The role of a mentor in social care is to give help on a one to one basis where significant transitions in knowledge, work and thinking. The mentor needs to establish a relationship with the mentee where they can develop trust , respect and ensure everything is kept confidential. The mentor needs to make a plan with the mentee to help them work towards their ambitions and goals along with out where they may need help within their job role. The mentor must use a range of skills, they need to be able to listen,question, challenge and support the mentee giving them the opportunity to develop in the way that they think and to mature within their role , they also need to support the mentee to set their goals, to develop plans, networks, build relationships .Mentors need to look at ways in which the mentee can work towards achieving the goals set, ensuring that they pass on their experience and knowledge motivating the mentee to learn and accelerate witin their development.
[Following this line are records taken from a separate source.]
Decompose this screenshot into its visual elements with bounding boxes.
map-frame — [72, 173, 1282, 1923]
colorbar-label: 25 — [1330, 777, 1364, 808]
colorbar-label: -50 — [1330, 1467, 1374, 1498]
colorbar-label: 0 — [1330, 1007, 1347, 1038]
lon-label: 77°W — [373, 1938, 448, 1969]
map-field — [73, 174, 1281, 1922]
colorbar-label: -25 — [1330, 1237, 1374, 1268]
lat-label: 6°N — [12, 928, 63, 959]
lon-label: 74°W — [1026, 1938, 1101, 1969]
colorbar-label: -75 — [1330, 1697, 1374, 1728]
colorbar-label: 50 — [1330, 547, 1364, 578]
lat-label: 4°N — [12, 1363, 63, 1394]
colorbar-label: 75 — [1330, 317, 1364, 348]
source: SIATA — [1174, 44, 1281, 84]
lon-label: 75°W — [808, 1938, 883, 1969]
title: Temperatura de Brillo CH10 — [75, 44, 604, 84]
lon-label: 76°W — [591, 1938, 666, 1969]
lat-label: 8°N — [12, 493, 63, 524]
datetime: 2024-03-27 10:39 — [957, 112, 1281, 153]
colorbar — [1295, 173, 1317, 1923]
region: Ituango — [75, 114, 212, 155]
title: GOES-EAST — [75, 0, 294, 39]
Mentors should never provide Non-Judgemental support.

Analyse the Skills and Qualities Required for a Mentoring Role

When an individual is thinking of becoming a mentor they must be sure they are actually interested in doing it and that they want to do it, that they have the time available for the role as they need to be commited, they need to have the appropriate knowledge and skills themselves to be able to pass it on, they should work in the same area as the mentee to be able to give guidance and support, need to be good listeners , they should never interrupt the mentee , they should always be patient and supportive, never push their own views onto them, allow the mentees to lead the relationship and to let them work at their own pace. Mentors need to be supportive to their mentees helping them achieve their goals, always be trustworthy and never repeat abything that is discussed between them as everything discussed should also be kept confidential.

Cite this paper

Mentoring Model Application. (2020, Sep 10). Retrieved from https://samploon.com/mentoring-model/



What are the 3 types of mentoring?
The 3 types of mentoring are traditional mentoring, peer mentoring, and reverse mentoring. Traditional mentoring involves a more experienced mentor guiding a less experienced mentee, peer mentoring involves individuals of similar experience levels supporting each other, and reverse mentoring involves a less experienced mentor guiding a more experienced mentee in areas such as technology or diversity.
What are the 4 key aspects of mentoring?
The four key aspects of mentoring are relationship building, setting expectations, providing feedback, and modeling behavior.
What are the 5 C's of mentoring?
The 5 C's of mentoring are: 1. Communication 2. Connection 3. Commitment 4. Consistency 5. Compatibility
What are the four stages of mentoring?
The meaning of challenges of life is that they are tests of our character and resolve. They help us to grow and learn about ourselves.